16 October 2017

How good are Australian universities?

Last week Professor Simon Marginson gave the R. Douglas Wright Lecture at the University of Melbourne, in which he asked: ‘How good are Australian universities?’

Universities, he argued, have become central to Australia. As elsewhere, enrolment has grown significantly, while funding per student in Australia is now higher than at any time since the early 1990s. Education is the nation’s third largest export after coal and iron ore.

Professor Marginson praised the strength of Australia’s middle layer of universities, highlighting the fact that 23 universities in total are in the Shanghai Academic Ranking of World Universities global top 500. He argued that the preponderance of degree level participation is also a strength, and many Australian universities have effectively embraced their geographical location, becoming active and successful in Asia.

Yet he warned that in comparison with other countries, Australia’s universities lack variety in mission. All universities work to the same teaching-research mission template, and all are large and comprehensive of the disciplines, resulting in a ‘one-dimensional sector’. There are no specialist institutions. This uniformity, he argued, originated with the first universities established in the nineteenth century and has been further entrenched by Australia’s combination of market competition and government regulation.

A second problem is that the country’s leading global research universities are not well supported. Australia has only one university in the Shanghai ARWU world top 50, the University of Melbourne at 39. In many countries, the leading universities receive special funding to lift their research capacity and performance (e.g. RAE in UK, the Excellence Initiative in Germany, Brain21 in Korea, the 985 programme in China, etc), and some universities can fix tuition charges for domestic students to generate revenues (e.g. the private sector in the United States). Neither mechanism is available in Australia, where regulation treats all universities as if they have identical missions.

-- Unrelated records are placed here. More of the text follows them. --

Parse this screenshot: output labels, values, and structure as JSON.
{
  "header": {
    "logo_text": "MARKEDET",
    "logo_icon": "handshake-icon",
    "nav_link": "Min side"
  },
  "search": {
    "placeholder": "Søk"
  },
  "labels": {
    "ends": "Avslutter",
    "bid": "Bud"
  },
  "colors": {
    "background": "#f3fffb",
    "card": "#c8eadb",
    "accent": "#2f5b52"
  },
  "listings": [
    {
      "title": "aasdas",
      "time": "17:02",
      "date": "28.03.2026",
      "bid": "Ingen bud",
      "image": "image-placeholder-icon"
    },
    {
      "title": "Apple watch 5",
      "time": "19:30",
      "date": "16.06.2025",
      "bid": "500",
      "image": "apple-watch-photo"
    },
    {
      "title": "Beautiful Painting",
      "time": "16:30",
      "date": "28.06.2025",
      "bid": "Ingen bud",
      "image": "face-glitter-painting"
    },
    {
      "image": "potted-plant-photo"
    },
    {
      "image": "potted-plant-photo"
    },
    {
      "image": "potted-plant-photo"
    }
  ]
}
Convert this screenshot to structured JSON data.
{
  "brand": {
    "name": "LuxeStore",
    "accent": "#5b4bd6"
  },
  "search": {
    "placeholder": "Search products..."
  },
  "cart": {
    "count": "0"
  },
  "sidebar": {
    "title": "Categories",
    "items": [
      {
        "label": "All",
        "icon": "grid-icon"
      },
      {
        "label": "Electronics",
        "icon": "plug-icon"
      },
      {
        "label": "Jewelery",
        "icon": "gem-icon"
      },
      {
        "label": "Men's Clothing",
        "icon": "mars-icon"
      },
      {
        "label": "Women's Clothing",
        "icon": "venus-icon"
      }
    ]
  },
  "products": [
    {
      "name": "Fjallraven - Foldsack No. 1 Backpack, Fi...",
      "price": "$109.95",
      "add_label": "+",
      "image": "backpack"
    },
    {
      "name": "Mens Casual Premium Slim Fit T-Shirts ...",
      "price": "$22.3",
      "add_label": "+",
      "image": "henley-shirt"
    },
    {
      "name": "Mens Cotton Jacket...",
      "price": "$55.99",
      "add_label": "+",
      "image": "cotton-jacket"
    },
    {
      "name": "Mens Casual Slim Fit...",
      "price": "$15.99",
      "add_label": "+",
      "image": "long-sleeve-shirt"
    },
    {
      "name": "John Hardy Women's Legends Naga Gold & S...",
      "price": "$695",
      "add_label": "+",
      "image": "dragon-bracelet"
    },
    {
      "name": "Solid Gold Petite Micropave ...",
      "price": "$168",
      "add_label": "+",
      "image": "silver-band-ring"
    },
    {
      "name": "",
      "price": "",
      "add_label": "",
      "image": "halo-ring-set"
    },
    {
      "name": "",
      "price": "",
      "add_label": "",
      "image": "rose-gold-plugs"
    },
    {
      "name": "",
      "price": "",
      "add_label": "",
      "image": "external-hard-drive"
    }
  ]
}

This reflects not only the particular Australian approach to equity in higher education, but the long-standing and deep-seated anti-intellectualism in Australian culture. This has diminished in the last generation but is still a factor.

Professor Marginson also highlighted the country’s poor outgoing student mobility as an additional concern. He concluded that Australia’s universities would build greater support if they showed the public that they generate broad public goods for the whole society, not just private benefits for individual graduates.